El manejo de las remesas

El tema de las remesas familiares es muy importante y delicado, desde cualquier punto de vista que se le mire. Se trata de por lo menos 700 millones de dólares que ingresan anualmente al país, según estimaciones del Banco Central de Nicaragua, cifra que sube hasta los 900 ó 1,000 millones de dólares de acuerdo con cálculos independientes y representan un 11 por ciento del PIB nacional.

El ingreso económico por las remesas es mayor que el de las exportaciones y que las donaciones, préstamos e inversiones procedentes del exterior. Según los economistas, las remesas son el principal sostén de la estabilidad macroeconómica del país, la garantía de la libre convertibilidad de la moneda y uno de los soportes principales de las reservas monetarias internacionales de Nicaragua.

Por otro lado, las remesas familiares son la base de subsistencia de muchas familias nicaragüenses y además constituyen una gran inversión para los pequeños negocios familiares. Y más todavía, las remesas familiares son un fuerte vínculo de innumerables emigrantes nicaragüenses con su gente y con su Patria. Por eso es que las remesas tienen un valor sagrado y nadie debe manosearlas.

De allí la gran conmoción y temor que causó el anuncio que hizo Daniel Ortega en la concentración sandinista del 19 de julio de este año, en el sentido de que si él ganara las elecciones su gobierno controlaría las remesas. En efecto, Ortega dijo que quiere el triunfo electoral “para acabar con el capitalismo salvaje” y anunció su intención de “establecer un mecanismo para traer las remesas familiares sin intermediarios y sin cobros, para que venga el ciento por ciento de lo que envían los nicaragüenses desde el exterior”. “Nosotros como Estado vamos a asumir ese porcentaje, para que venga el ciento por ciento de la remesa. Vamos a establecer el mecanismo para que no se les quite ni un centavo”, aseguró Ortega.

Básicamente, la propuesta del candidato presidencial sandinista es que quienes envían remesas no paguen a las empresas privadas que se ocupan de trasladarlas y que cobran un porcentaje mínimo gracias a la competencia, sino que sea el Estado el que reciba los dólares y a cambio le entregue córdobas a los destinatarios. Posteriormente, ante la airada reacción que produjo su anuncio sobre el control de las remesas familiares que impondría en el caso de que ganara la próxima elección presidencial, Ortega ha tratado de retractarse. Pero la verdad es que el caudillo sandinista habló muy claro el 19 de julio, aparte de que es muy conocida la afición que siempre ha tenido al control de las divisas, igual que los hermanos Castro en Cuba y Hugo Chávez en Venezuela.
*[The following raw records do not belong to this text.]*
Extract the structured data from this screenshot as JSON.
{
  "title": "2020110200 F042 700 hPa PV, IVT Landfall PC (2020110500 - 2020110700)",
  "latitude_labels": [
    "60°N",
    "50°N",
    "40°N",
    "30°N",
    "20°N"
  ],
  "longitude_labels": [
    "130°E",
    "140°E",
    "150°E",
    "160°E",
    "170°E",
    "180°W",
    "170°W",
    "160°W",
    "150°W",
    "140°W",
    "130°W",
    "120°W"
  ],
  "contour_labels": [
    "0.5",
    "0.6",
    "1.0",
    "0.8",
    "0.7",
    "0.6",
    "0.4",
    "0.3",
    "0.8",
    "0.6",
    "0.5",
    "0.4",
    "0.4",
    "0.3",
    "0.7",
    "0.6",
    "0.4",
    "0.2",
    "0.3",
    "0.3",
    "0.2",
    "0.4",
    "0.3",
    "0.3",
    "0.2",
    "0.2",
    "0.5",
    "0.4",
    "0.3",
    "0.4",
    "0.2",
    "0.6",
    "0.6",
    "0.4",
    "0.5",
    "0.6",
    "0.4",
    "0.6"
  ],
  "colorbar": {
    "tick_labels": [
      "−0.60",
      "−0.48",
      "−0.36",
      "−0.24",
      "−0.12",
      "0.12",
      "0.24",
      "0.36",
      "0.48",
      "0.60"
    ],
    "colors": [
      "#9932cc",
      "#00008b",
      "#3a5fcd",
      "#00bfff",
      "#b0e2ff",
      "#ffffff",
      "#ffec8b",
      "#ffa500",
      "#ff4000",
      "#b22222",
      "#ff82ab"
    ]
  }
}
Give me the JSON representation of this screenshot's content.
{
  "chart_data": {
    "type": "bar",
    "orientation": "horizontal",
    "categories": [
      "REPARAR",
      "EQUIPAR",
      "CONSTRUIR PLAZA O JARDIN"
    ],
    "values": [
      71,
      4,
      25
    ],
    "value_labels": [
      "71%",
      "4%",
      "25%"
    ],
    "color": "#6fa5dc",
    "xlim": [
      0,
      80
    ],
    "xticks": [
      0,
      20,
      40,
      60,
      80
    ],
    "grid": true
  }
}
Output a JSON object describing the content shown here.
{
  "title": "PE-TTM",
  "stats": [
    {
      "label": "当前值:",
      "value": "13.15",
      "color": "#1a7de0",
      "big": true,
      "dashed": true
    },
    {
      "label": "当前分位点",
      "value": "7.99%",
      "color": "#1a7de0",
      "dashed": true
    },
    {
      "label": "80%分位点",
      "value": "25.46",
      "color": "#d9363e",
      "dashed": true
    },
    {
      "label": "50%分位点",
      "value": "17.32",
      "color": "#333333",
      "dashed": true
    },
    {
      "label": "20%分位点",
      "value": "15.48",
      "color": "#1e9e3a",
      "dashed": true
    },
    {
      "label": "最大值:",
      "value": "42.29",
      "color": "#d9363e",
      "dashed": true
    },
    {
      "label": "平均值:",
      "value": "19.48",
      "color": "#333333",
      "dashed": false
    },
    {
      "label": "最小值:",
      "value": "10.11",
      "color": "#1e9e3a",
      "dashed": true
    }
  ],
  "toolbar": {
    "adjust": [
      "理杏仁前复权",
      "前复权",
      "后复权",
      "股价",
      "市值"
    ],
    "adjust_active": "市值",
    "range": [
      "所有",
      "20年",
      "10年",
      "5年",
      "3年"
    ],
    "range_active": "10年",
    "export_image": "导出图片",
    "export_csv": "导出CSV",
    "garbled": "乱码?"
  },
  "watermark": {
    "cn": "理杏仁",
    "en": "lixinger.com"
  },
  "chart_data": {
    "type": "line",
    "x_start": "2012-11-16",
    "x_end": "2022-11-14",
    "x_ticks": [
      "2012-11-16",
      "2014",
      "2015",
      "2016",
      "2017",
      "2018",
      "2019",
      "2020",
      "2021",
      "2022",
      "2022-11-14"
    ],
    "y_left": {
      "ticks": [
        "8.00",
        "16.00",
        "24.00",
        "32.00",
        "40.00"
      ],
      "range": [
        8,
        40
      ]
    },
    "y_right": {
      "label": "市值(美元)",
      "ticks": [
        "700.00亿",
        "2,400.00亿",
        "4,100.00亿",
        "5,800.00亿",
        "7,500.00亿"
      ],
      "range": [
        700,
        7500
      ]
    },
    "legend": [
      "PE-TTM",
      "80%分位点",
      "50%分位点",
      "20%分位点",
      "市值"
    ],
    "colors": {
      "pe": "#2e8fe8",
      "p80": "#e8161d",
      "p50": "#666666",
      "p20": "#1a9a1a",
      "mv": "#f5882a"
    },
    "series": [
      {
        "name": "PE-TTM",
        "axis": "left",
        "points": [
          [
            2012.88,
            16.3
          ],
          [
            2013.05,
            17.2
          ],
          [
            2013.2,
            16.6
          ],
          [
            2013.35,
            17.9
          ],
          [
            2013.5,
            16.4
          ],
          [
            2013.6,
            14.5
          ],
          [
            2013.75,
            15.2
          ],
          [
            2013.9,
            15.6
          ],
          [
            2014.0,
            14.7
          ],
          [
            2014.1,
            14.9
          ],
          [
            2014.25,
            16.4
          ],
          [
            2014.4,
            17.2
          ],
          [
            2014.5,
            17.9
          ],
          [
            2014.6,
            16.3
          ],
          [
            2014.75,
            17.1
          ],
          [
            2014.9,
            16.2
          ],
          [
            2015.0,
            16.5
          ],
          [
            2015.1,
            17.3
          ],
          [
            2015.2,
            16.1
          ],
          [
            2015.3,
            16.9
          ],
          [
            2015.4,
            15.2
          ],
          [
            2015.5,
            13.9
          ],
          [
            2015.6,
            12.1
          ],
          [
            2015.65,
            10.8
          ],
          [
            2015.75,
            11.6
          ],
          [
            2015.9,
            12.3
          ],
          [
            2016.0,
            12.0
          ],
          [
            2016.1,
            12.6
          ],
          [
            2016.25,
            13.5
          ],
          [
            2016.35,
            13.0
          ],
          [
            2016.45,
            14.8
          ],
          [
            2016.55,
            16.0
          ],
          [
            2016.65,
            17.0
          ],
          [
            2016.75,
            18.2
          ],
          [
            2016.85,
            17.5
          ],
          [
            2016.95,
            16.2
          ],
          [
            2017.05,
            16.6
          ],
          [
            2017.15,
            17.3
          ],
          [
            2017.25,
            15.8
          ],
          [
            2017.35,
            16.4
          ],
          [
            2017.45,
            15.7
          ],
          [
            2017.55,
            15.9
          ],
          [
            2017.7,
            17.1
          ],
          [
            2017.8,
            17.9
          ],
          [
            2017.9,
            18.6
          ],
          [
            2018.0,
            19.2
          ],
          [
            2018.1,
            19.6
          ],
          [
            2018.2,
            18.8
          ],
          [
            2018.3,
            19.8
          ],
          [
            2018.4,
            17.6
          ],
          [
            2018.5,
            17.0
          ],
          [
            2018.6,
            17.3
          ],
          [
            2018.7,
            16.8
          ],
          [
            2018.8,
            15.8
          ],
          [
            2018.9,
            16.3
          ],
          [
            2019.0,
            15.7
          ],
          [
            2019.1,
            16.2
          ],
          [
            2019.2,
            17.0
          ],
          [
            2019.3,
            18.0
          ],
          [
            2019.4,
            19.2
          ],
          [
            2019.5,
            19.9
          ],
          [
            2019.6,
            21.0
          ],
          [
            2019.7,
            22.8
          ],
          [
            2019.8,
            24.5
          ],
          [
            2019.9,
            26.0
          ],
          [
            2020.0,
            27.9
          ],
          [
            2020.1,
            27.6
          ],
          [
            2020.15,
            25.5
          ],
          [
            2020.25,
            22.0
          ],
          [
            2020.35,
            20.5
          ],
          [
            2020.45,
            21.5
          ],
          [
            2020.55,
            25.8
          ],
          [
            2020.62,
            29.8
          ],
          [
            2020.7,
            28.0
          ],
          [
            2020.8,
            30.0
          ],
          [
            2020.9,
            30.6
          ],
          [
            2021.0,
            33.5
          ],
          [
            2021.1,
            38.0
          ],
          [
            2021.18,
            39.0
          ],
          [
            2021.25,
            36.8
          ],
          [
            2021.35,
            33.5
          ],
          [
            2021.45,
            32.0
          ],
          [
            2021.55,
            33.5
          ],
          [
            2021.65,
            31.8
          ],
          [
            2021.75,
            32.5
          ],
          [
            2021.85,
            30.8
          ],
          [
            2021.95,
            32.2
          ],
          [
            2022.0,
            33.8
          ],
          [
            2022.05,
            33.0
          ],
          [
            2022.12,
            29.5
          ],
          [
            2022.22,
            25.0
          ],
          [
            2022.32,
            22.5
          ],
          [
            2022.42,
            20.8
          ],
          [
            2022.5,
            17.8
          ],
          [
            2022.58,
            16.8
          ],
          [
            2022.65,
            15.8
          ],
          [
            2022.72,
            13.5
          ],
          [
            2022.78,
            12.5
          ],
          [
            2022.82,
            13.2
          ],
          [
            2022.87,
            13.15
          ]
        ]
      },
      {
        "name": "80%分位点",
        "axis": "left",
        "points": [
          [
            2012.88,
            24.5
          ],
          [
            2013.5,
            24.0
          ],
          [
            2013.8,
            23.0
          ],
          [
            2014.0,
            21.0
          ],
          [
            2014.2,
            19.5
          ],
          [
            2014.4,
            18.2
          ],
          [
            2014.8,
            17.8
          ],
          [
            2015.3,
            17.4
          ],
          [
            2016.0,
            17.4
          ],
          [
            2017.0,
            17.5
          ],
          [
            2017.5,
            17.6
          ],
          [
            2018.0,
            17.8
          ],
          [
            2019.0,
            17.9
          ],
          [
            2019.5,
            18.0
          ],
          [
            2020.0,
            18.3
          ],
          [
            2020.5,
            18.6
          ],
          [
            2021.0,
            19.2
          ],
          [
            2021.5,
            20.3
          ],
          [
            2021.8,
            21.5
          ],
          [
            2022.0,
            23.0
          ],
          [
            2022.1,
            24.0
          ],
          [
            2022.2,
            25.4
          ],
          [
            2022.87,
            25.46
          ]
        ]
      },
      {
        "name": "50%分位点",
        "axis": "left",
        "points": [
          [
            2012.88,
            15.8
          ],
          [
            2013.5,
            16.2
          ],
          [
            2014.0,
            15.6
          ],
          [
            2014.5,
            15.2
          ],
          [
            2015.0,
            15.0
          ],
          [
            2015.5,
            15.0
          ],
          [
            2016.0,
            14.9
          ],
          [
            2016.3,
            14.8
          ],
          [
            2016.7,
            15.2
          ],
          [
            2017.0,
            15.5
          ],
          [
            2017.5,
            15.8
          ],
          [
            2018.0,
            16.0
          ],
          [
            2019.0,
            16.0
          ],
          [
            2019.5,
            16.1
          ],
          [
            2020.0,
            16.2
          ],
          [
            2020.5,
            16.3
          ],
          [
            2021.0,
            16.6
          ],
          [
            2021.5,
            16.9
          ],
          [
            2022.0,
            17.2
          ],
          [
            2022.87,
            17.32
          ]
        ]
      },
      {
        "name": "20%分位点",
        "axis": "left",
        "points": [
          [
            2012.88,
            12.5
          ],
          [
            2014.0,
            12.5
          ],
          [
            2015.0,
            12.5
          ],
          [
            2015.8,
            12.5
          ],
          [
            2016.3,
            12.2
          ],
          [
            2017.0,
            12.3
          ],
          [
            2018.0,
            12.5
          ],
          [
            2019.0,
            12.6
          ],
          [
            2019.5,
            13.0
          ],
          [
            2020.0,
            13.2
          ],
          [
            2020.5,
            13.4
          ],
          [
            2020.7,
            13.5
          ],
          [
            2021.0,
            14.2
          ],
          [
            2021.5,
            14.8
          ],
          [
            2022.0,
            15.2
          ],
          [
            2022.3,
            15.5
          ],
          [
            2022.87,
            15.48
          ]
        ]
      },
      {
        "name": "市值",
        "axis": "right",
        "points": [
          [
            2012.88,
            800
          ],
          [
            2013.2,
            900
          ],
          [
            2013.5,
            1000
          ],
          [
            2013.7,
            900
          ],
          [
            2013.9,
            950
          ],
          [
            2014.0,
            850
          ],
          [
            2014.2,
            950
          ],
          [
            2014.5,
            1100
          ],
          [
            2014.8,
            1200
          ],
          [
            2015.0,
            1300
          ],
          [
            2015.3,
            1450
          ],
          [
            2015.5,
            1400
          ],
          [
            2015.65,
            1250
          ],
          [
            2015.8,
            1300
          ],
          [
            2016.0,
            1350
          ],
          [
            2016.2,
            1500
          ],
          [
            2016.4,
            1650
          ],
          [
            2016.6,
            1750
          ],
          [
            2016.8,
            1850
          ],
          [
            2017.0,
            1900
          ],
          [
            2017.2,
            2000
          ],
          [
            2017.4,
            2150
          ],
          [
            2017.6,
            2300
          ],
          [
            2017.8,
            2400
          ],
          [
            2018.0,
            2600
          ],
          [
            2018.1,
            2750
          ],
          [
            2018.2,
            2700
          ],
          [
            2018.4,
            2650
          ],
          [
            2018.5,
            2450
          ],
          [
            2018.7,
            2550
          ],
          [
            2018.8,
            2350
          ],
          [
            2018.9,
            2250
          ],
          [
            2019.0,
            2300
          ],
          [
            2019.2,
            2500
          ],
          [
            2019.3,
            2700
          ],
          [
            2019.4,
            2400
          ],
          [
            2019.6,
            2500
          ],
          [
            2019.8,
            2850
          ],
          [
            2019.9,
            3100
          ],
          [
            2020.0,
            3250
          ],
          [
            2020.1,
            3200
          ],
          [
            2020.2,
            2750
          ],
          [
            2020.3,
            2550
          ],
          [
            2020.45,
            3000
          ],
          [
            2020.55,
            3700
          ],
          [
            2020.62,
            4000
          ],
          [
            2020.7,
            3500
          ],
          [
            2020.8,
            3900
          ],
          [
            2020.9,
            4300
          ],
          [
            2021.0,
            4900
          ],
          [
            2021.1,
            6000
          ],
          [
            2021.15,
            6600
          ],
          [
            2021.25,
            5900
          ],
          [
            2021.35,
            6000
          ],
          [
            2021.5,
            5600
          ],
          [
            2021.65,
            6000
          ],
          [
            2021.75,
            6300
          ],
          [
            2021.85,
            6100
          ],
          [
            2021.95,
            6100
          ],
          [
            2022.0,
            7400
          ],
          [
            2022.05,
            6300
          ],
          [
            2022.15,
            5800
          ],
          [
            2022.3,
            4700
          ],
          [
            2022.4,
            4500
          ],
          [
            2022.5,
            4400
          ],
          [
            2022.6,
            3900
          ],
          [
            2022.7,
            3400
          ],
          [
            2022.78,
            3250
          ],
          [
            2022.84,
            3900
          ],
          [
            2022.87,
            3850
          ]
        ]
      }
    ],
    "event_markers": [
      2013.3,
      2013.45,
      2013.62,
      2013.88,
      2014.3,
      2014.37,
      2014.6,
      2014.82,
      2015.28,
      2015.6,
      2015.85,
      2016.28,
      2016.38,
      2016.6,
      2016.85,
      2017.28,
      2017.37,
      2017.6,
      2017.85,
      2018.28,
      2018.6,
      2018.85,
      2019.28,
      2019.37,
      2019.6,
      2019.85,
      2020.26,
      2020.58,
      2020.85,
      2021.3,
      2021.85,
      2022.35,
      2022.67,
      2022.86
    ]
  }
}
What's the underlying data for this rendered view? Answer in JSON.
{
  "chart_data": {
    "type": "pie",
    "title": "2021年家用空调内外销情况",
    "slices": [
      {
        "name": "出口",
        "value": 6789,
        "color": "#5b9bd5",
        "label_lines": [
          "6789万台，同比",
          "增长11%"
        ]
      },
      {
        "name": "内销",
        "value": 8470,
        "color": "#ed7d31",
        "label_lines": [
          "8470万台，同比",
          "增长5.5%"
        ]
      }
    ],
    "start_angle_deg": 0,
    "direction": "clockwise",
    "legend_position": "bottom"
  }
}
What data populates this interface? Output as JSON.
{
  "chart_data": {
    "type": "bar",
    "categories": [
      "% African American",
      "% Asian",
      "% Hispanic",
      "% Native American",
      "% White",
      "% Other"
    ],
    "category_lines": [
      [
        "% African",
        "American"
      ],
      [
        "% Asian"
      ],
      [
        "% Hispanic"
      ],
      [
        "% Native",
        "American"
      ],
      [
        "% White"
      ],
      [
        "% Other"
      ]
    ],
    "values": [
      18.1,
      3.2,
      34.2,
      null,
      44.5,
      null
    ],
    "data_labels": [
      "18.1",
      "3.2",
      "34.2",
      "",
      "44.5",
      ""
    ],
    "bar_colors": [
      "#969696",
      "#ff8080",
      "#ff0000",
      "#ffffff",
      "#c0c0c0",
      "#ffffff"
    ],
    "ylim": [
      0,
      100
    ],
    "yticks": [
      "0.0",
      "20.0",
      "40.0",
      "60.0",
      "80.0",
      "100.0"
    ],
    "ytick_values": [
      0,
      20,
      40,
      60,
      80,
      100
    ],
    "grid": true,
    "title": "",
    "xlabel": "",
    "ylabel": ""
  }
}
Es oportuno mencionar que Hugo Chávez impuso en Venezuela, desde el año 2003, una draconiana ley que obliga a entregar las remesas al Estado, el cual a cambio de los dólares que recibe devuelve a los destinatarios de los envíos monetarios bolívares (la moneda nacional venezolana) devaluados. Eso mismo es lo que Ortega y el FSLN hicieron en Nicaragua durante su brutal dictadura de 1979 a 1990, cuando dictaron por lo menos 27 leyes y decretos monetarios y controlaron hasta el último dólar y cualquiera otra divisa extranjera que entraba al país. Y no cabe la menor duda de que eso es lo que volvería a ocurrir en Nicaragua en el caso de que Daniel Ortega ganara la elección presidencial del próximo domingo.

Es fácil imaginar que si Ortega ganara las elecciones, al día siguiente muchísima gente comenzaría a retirar sus depósitos bancarios, sobre todo los de dólares y se produciría una gran fuga de divisas. Y para cuando Ortega asumiera la Presidencia, en enero próximo, una de sus primeras medidas de gobierno sería decretar el control monetario en general y de las remesas familiares en particular. A lo cual habría que agregar que las autoridades estadounidenses impedirían o limitarían el envío de remesas familiares hacia Nicaragua, pues como ya lo han advertido no van a permitir el financiamiento de un régimen enemigo de Estados Unidos, aliado de los hermanos Castro y de Hugo Chávez.

El control estatal de las remesas familiares sería una gran desgracia nacional pero se puede y se debe impedir con el uso adecuado del voto ciudadano, en las elecciones nacionales del próximo domingo.